Note onset detection looks for only the very beginning of a note. Intuitively, the beginning of a piano note is easier to identify because the amplitude of that note is at its peak. For piano notes, the onset is also percussive and has a distinctive broadband spectrum. Once the model has determined onset events, we can condition framewise note detection tasks on this knowledge. Previously, [6, 27] demonstrated the promise of modeling onset events explicitly in both NMF and CNN frameworks. In this work, we demonstrate that a model conditioned on onsets achieves state of the art performance by a large margin for all common metrics measuring transcription quality: frame, note, and note-with-offset.
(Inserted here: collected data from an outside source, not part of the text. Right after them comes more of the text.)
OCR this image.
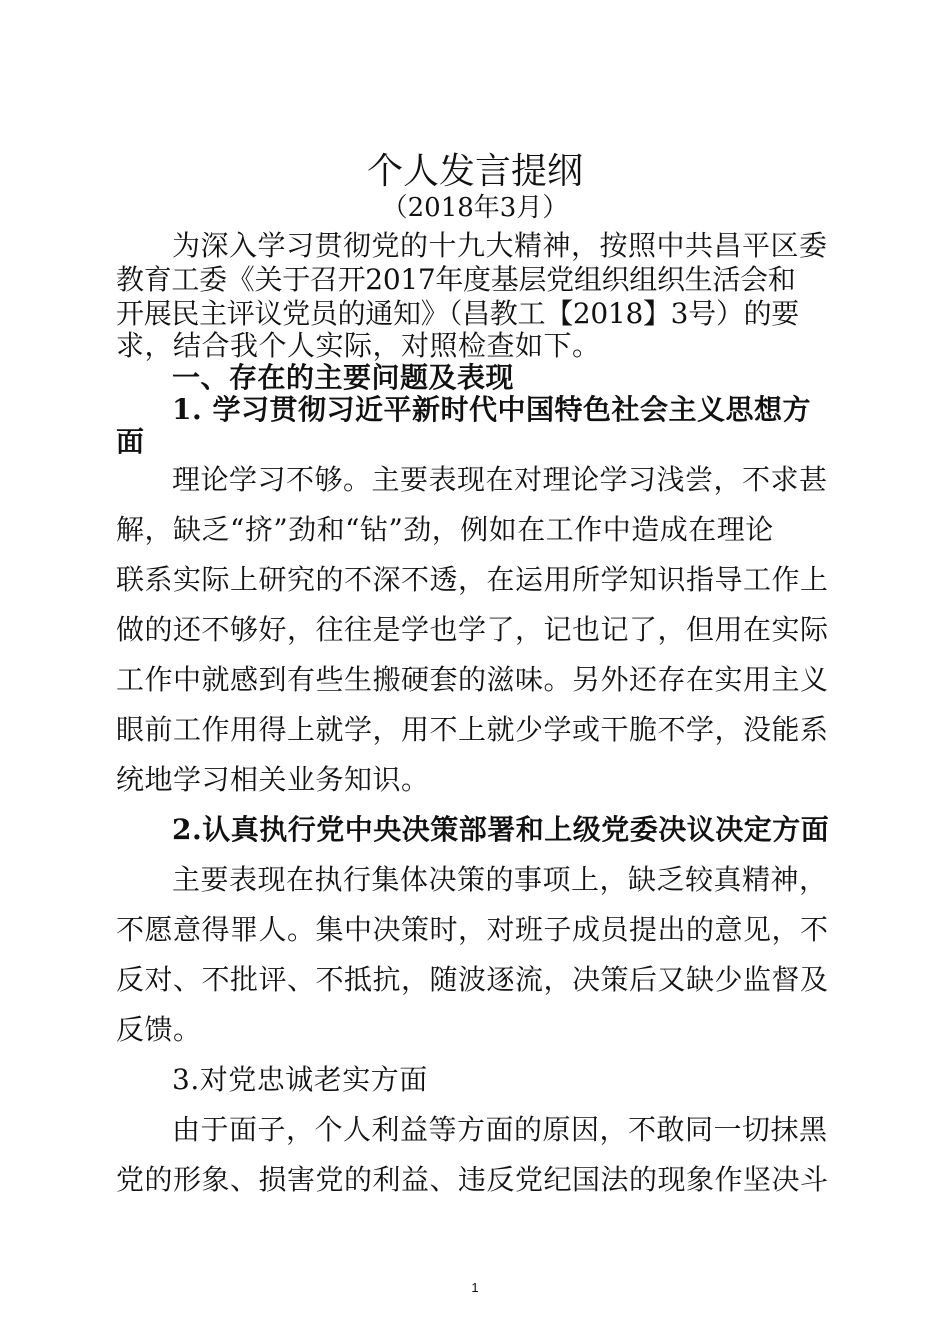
个人发言提纲
（2018年3月）
为深入学习贯彻党的十九大精神，按照中共昌平区委
教育工委《关于召开2017年度基层党组织组织生活会和
开展民主评议党员的通知》（昌教工【2018】3号）的要
求，结合我个人实际，对照检查如下。
一、存在的主要问题及表现
1. 学习贯彻习近平新时代中国特色社会主义思想方
面
理论学习不够。主要表现在对理论学习浅尝，不求甚
解，缺乏“挤”劲和“钻”劲，例如在工作中造成在理论
联系实际上研究的不深不透，在运用所学知识指导工作上
做的还不够好，往往是学也学了，记也记了，但用在实际
工作中就感到有些生搬硬套的滋味。另外还存在实用主义
眼前工作用得上就学，用不上就少学或干脆不学，没能系
统地学习相关业务知识。
2.认真执行党中央决策部署和上级党委决议决定方面
主要表现在执行集体决策的事项上，缺乏较真精神，
不愿意得罪人。集中决策时，对班子成员提出的意见，不
反对、不批评、不抵抗，随波逐流，决策后又缺少监督及
反馈。
3.对党忠诚老实方面
由于面子，个人利益等方面的原因，不敢同一切抹黑
党的形象、损害党的利益、违反党纪国法的现象作坚决斗
1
We also extend our model to predict the relative velocity of each onset. Velocity captures the speed with which a piano key was depressed and is directly related to how loud that note sounds. Including velocity information in a transcription is critical for describing the expressivity of a piano performance and results in much more natural-sounding transcriptions.
2 Dataset and Metrics
We use the MAPS dataset  which contains audio and corresponding annotations of isolated notes, chords, and complete piano pieces. Full piano pieces in the dataset consist of both pieces rendered by software synthesizers and recordings of pieces played by a Yamaha Disklavier player piano. We use the set of synthesized pieces as the training split and the set of pieces played on the Disklavier as the test split, as proposed in . When constructing these datasets, we also ensured that the same music piece was not present in more than one set. Not including the Disklavier recordings, individual notes, or chords in the training set is closer to a real-world testing environment because we often do not have access to recordings of a testing piano at training time. Testing on the Disklavier recordings is also more realistic because many of the recordings that are most interesting to transcribe are ones played on real pianos.
When processing the MAPS MIDI files for training and evaluation, we first translate “sustain pedal” control changes into longer note durations. If a note is active when sustain goes on, that note will be extended until either sustain goes off or the same note is played again. This process gives the same note durations as the text files included with the dataset.
The metrics used to evaluate a model are frame-level and note-level metrics including precision, recall, and F1 score. We use the mir_eval library  to calculate note-based precision, recall, and F1 scores. As is standard, we calculate two versions of note metrics: one requiring that onsets be within 50ms of ground truth but ignoring offsets and one that also requires offsets resulting in note durations within 20% of the ground truth or within 50ms, whichever is greater. Frame-based scores are calculated using the standard metrics as defined in . We also introduce a new note metric for velocity transcription that is further described in Section 3.1. Both frame and note scores are calculated per piece and the mean of these per-piece scores is presented as the final metric for a given collection of pieces.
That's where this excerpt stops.